I wonder, do you have a hypothesis as to what would be a measurement that would differentiate AGI vs Not-AGI?
So one fundamental difference is that AGI would not need some absurdly massive data dump to become intelligent. In fact you would prefer to feed it as minimal a series of the most primitive first principles as possible because it's certain that much of what we think is true is going to end up being not quite so -- the same as for humanity at any other given moment in time.
We could derive more basic principles, but this one is fundamental and already completely incompatible with our current direction. Right now we're trying to essentially train on the entire corpus of human writing. That is a defacto acknowledgement that the absolute endgame for current tech is simple mimicry, mistakes and all. It'd create a facsimile of impressive intelligence because no human would have a remotely comparable knowledge base, but it'd basically just be a glorified natural language search engine - frozen in time.
> So one fundamental difference is that AGI would not need some absurdly massive data dump to become intelligent.
The first 22 years of life for a “western professional adult” is literally dedicated to a giant bootstrapping info dump
The zero training version not only ended up dramatically outperforming the 'expert' version, but reached higher levels of competence exponentially faster. And that should be entirely expected. There were obviously tremendous flaws in our understanding of the game, and training on those flaws resulted in software seemingly permanently handicapping itself.
Minimal expert training also has other benefits. The obvious one is that you don't require anywhere near the material and it also enables one to ensure you're on the right track. Seeing software 'invent' fundamental arithmetic is somewhat easier to verify and follow than it producing a hundred page proof advancing, in a novel way, some esoteric edge theory of mathematics. Presumably it would also require orders of magnitude less operational time to achieve such breakthroughs, especially given the reduction in preexisting state.
The moment after human birth the human agent starts a massive information gathering process - that no other system really expects much output from in a coherent way - for 5-10 years. Aka “data dump” some of that data is good, and some of it is bad. This in turn leads to biases, it leads to poor thinking models; everything that you described, is also applicable to every intelligent system - including humans. So again you presupposing that there’s some kind of perfect information benchmark that couldn’t exist.
When that system comes out of the birth canal it already has embedded in it millions of years of encoded expectations predictability systems and functional capabilities that are going to grow independent of what the environment does (but will be certainly shaped in its interactions by the environment).
So no matter what, you have a structured system of interaction that must be loaded with previously encoded data (experience, transfer learning etc) with and it doesn’t matter what type of intelligent system you’re talking about there are foundational assumptions at the physical interaction layer that encode all previous times steps of evolution.
Said an easier way: a lobster, because of the encoded DNA that created it, will never have the same capabilities as a human, because it is structured to process information completely differently and their actuators don’t have the same type and level of granularity as human actuators.
Now assume that you are a lobster compared to a theoretical AGI in sensor-effector combination. Most likely it would be structured entirely differently than you are as a biological thing - but the mere design itself carries with it an encoding of structural information of all previous systems that made it possible.
So by your definition you’re describing something that has never been seen in any system and includes a lot of assumptions about how alternative intelligent systems could work - which is fair because I asked your opinion.
If you took the average human from birth and gave them only 'the most primitive first principles', the chance that they would have novel insights into medicine is doubtful.
I also disagree with your following statement:
> Right now we're trying to essentially train on the entire corpus of human writing.
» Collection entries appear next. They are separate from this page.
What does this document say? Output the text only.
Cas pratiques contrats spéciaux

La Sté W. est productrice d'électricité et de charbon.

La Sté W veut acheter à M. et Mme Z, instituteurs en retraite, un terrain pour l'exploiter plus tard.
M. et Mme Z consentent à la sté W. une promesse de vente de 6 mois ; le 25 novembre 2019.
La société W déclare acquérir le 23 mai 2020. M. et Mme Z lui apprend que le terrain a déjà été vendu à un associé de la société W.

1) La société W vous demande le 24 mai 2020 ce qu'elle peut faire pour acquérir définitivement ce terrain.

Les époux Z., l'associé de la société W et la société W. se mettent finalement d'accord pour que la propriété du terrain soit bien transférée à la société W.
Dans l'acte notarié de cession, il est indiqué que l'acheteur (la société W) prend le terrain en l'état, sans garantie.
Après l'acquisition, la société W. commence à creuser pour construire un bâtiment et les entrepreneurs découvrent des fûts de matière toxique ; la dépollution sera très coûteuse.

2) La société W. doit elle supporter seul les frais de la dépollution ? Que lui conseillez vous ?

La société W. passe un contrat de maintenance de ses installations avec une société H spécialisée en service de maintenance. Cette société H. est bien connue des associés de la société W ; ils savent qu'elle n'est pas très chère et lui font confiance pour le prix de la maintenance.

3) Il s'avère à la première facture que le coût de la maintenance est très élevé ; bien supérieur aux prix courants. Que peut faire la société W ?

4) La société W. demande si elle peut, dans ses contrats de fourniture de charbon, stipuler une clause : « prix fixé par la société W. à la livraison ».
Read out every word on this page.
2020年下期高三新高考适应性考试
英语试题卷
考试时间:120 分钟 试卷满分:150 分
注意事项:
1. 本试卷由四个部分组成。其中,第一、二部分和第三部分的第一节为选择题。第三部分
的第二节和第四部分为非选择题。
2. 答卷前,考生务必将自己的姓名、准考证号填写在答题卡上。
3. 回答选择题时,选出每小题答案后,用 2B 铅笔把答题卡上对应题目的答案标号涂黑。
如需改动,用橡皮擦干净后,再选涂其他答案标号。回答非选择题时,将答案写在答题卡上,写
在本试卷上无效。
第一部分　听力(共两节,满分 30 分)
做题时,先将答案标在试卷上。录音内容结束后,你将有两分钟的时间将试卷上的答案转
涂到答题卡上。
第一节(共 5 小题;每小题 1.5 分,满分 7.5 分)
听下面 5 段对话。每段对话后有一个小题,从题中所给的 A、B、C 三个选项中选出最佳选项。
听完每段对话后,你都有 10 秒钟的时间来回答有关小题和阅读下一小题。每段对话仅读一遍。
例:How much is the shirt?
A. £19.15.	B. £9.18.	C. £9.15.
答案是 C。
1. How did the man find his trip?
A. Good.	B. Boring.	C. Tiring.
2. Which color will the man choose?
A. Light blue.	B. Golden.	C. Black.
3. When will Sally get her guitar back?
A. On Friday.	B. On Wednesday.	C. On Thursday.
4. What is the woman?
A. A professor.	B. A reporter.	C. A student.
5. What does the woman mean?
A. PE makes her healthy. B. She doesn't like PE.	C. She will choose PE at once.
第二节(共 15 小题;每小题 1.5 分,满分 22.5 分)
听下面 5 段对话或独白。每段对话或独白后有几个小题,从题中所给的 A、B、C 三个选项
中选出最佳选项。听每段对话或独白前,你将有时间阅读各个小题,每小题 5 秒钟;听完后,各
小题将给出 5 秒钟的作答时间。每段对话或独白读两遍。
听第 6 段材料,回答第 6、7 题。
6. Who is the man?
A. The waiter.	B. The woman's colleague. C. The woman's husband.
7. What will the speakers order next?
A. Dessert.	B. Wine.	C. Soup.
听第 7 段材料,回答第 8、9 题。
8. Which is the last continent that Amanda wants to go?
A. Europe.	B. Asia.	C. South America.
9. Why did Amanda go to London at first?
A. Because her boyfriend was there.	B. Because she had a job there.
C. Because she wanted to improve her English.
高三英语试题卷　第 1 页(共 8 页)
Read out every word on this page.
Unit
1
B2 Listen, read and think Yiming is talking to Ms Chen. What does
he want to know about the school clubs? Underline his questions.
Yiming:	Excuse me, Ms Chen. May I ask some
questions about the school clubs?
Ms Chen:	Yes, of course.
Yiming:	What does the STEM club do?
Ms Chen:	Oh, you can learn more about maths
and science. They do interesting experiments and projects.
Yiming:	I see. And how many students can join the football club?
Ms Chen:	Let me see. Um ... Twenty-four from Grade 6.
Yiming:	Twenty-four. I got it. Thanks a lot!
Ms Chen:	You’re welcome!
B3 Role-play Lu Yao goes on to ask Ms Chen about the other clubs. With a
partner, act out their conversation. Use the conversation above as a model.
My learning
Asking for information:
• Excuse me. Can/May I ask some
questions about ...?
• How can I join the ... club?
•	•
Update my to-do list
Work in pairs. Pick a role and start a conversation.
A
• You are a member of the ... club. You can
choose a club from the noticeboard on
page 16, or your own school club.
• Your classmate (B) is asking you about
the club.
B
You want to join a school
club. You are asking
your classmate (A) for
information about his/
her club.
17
That is a defacto acknowledgement that the absolute endgame for current tech is simple mimicry
At worst it's complex mimicry! But I would also say that mimicry is part of intelligence in general and part of how humans discover. It's also easy to see that AI can learn things - you can teach an AI a novel language by feeding in a fairly small amount of words and grammar of example text into context.
I also disagree with this statement:
> One fundamental difference is that AGI would not need some absurdly massive data dump to become intelligent
I don't think how something became intelligent should affect whether it is intelligent or not. These are two different questions.
You didn't teach it, the model is still the same after you ran that. That is the same as a human following instructions without internalizing the knowledge, he forgets it afterward and didn't learn what he performed. If that was all humans did then there would be no point in school etc, but humans do so much more than that.
As long as LLM are like an Alzheimer's human they will never become a general intelligence. And following instructions is not learning at all, learning is building an internal model for those instructions that is more efficient and general than the instructions themselves, humans do that and that is how we manage to advance science and knowledge.
Then when OpenAI does another training run it can also internalise that knowledge into the weights.
This is much like humans - we have short term memory (where it doesn't get into the internal model) and then things get baked into long term memory during sleep. AI's have context-level memory, and then that learning gets baked into the model during additional training.
Although whether or not it changed the weights IMO is not a prerequisite for whether something can learn something or not. I think we should be able to evaluate if something can learn by looking at it as a black-box, and we could make a black-box which would meet this definition if you spoke to a LLM and limited it to it's max context length each day, and then ran an overnight training run to incorporate learned knowledge into weights.